HSBC Holdings PLC shares yesterday rose the most in Hong Kong trading since 2009, recovering from a 25-year low, as its biggest shareholder raised its stake in a bet the embattled lender would return to paying dividends.
Ping An Insurance Group Co (平安保險集團), which last week bought 10.8 million shares to boost its stake to 8 percent, remains confident in HSBC’s long-term prospects, a spokesperson said.
The recent slump in the share and the valuation only increases HSBC’s appeal, the spokesperson said.
Photo: AFP
“Ping An believes HSBC’s suspension of dividend payments is a short-term issue and has been actively communicating with the lender about the possibility of restoring dividends in the future,” the spokesperson said.
HSBC shares rose as much as 11 percent, the biggest intraday gain since April 2009. They were up 9.9 percent to HK$31 as of 2:54pm in Hong Kong, clawing back last week’s tumble.
The territory’s benchmark Hang Seng Index rose 0.9 percent.
The bank last week plunged to 25-year low in part on speculation its massive push into China could be thwarted.
The Chinese Communist Party’s Global Times newspaper reported that the bank could be put on an “unreliable entity” list that aims to punish firms, organizations or individuals that damage national security.
HSBC has rankled China over its participation in the US investigation of Huawei Technologies Co (華為).
At the behest of UK regulators, the bank earlier this year suspended its dividend payments, alienating its loyal Hong Kong retail investor base.
The lender’s shares have trailed the Hang Seng Index in five out of the past six years once dividends are excluded.
HSBC has pledged to review the payout once the effects of the COVID-19 pandemic become clearer.
The surge is an indication “that investors are less worried about its inclusion on China’s unreliable entity list, as they believe China wouldn’t risk doing so before the US elections,” said Ivan Li (李聲揚), director of investment research at Convoy Global Holdings Ltd (康宏環球控股).
Shenzhen-based Ping An, which has owned a major stake in HSBC since late 2017, has seen the value of those shares tumble by more than US$8 billion over the past three years, according to data compiled by Bloomberg.

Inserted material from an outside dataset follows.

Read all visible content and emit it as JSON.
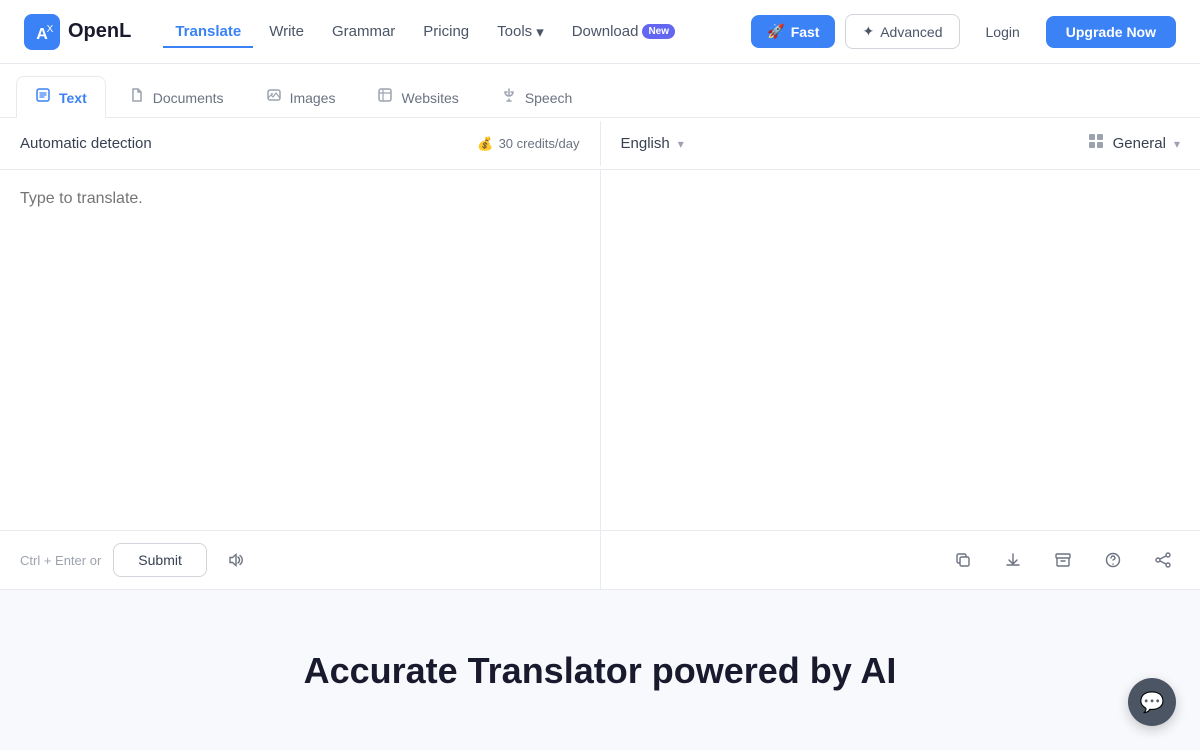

It last increased its holdings in late 2018, when it bought more than 5 million shares at an average price of HK$65.12, according to filings to the Hong Kong exchange.
“Ping An boosting stake is also a vote of confidence in HSBC’s long-term fundamentals as it believes the lender should resume dividend payout in the future,” Li said. “However, it’s hard to say whether HSBC’s share price has bottomed out since banks globally are still hurt by low interest rates and narrowing margins.”

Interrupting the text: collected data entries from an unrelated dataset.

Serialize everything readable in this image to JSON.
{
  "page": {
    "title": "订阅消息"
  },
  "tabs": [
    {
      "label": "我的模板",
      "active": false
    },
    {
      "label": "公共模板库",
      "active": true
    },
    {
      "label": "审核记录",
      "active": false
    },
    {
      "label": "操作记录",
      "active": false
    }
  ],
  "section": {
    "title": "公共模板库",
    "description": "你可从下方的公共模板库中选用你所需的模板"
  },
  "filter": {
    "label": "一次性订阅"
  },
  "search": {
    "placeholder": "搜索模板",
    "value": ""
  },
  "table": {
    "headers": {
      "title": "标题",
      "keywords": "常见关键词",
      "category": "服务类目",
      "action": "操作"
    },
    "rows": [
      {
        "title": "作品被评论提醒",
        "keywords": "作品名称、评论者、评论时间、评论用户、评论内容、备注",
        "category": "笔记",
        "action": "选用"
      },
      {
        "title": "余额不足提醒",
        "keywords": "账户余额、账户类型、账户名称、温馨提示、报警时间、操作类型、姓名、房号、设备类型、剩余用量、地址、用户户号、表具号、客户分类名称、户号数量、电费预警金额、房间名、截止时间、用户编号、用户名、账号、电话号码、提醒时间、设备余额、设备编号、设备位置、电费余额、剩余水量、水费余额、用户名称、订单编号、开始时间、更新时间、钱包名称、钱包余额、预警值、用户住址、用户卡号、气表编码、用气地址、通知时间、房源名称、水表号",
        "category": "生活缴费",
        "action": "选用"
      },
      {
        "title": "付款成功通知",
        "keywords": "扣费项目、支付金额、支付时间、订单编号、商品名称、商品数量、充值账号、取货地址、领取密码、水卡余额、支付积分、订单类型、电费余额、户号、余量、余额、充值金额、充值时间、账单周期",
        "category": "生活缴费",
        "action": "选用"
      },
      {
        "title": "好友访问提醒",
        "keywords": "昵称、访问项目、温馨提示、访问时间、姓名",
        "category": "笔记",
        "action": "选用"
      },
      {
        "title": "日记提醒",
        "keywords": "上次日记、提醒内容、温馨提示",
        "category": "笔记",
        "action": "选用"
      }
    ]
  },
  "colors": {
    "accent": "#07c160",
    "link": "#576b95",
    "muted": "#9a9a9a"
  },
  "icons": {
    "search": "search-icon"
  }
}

HSBC was among the global banks named in a report by the International Consortium of Investigative Journalists on lenders that “kept profiting from powerful and dangerous players” in the past two decades even after the US imposed penalties on the institutions.
Facing difficulties in navigating low interest rates and surging loan losses sparked by the pandemic, the bank’s profit halved in the first half.

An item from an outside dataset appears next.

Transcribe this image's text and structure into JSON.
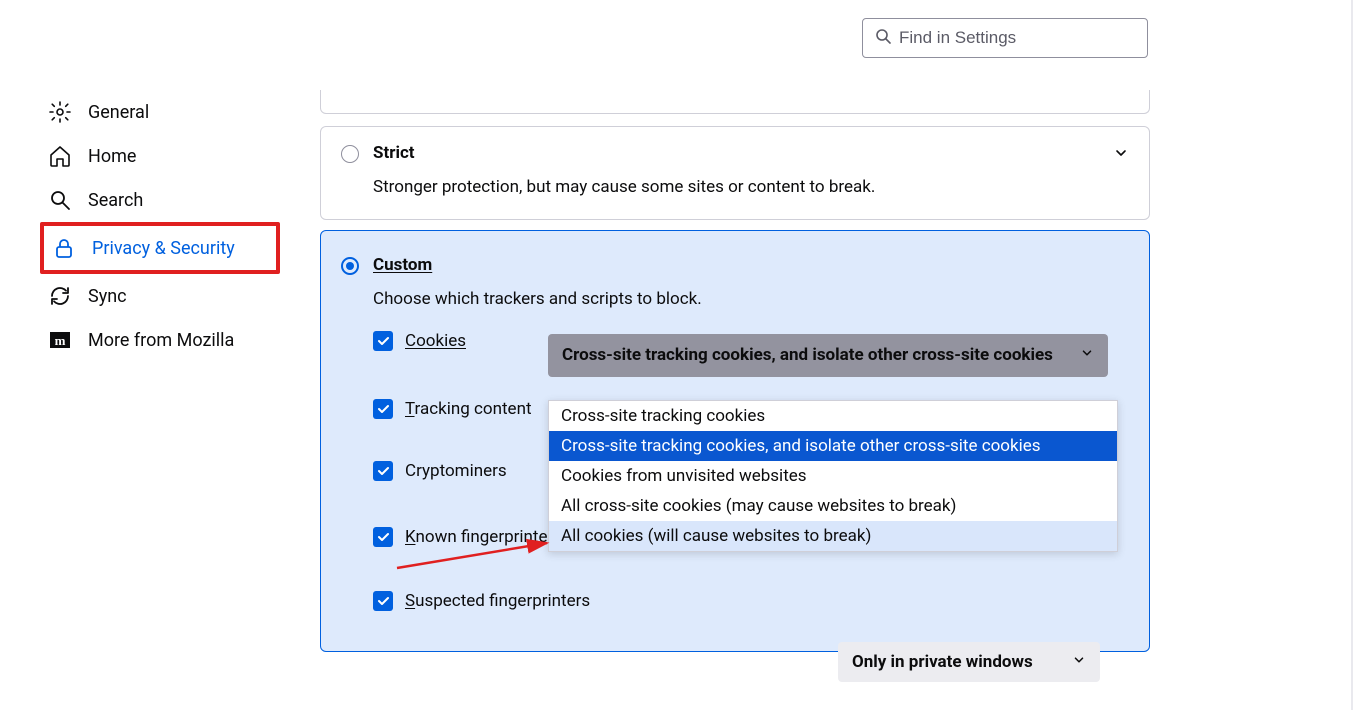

HSBC chief executive officer Noel Quinn last month warned that bad loans could swell to US$13 billion this year.
“The overall environment is still challenging, as interest rates are low and there’s no visibility when HSBC will be able to distribute dividends again, as well as the tensions between China and the US,” said Steven Leung (梁偉源), an executive director of UOB Kay Hian (Hong Kong) Ltd (香港大華繼顯控股).